Like “It Happened One Night,” in 1934, “One Flew Over the Cuckoo’s Nest” won all five major Oscars: Picture, Director, Screenplay, Actor and Actress.  It also became the most widely-seen problem film, grossing over $50 million at the box office, ranking second only to Spielberg’s action thriller “Jaws,” which was also Oscar-nominated, among the year’s blockbusters.

Cast

Randall Patrick McMurphy (Jack Nicholson)

Nurse Mildred ratched (Louise Fletcher)

Harding (William Redfield)

Ellis (Michael Berryman)

Billy Bibbit (Brad Dourif)

Col. Matterson (Peter Brocco)

Dr. John Spivey (Dean R. Brooks)

Miller (Alonzo Brown)

Turkle (Scatman Crothers)

Warren (Mwako Cummbuka)

 

Oscar Nominations: 9

Picture, produced by Saul Zaentz and Michael Douglas Director: Milos Forman
Screenplay (Adapted): Laurence Hauben and Bo Goldman Actor: Jack Nicholson
Actress: Louise Fletcher
Supporting Actor: Brad Douriff
Cinematography: Haskell Wexler and Bill Butler
Film Editing: Richard Chew, Lynzee Klingman, and Sheldon Kahn
Original Score: Jack Nitzche

Oscar Awards: 5

Picture
Director
Screenplay
Actor
Actress

Oscar Context:

In 1975, “One Flew Over the Cuckoo’s Nest,” the most nominated (9) film, swept most of the important awards, including Picture, Director, Screenplay, Actor and Actress. It was the second film in the Academy’s history, after Capra’s comedy “It Happened One Night,” in 1934, to achieve that.

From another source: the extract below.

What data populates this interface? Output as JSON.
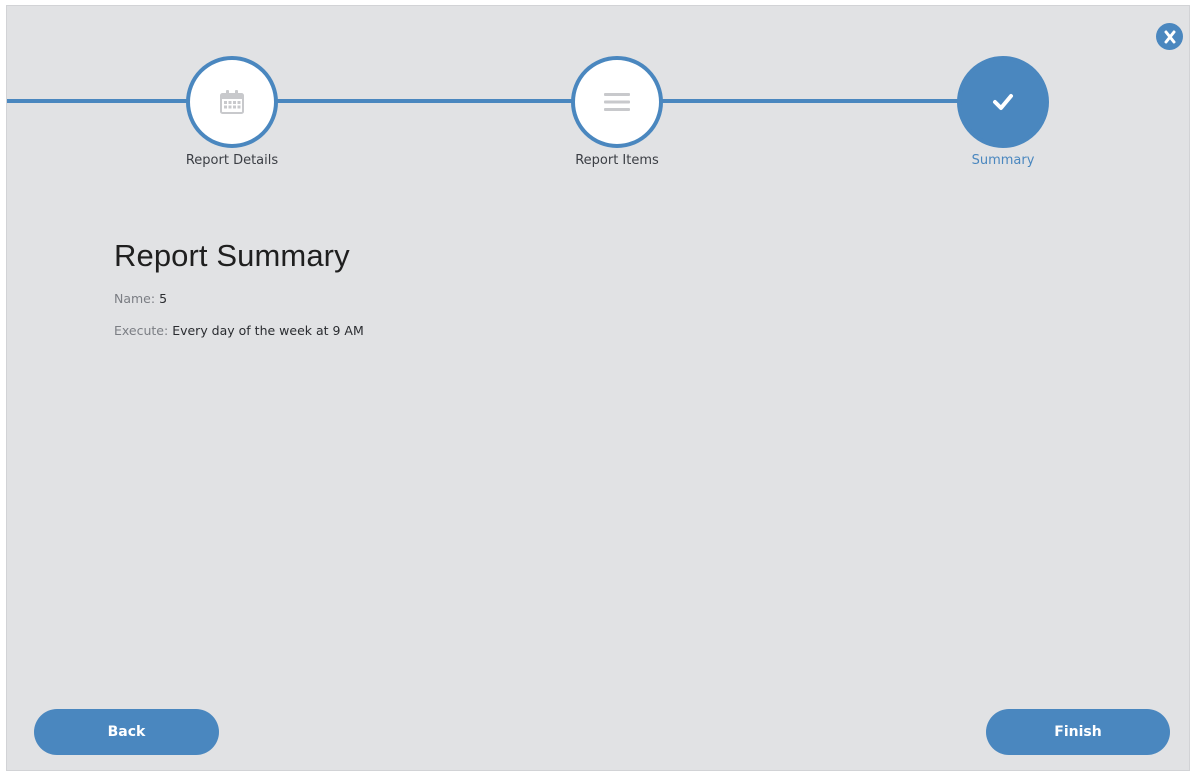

The Best Picture competition in 1975 was rather strong. “One Flew” competed with Kubrick’s masterful adaptation, “Barry Lyndon”; Sidnely Lumet’s excellent New York streets drama “Dog Day Afternoon;” Spielberg’s first blockbuster that was also extremely well-acted “Jaws”; and Robert Altman’s cynical epic Americana “Nashville,” considered by many critics to be his best work, which won only one Oscar (for Best Song). The technical Oscars were split between “Barry Lyndon” and “Jaws.”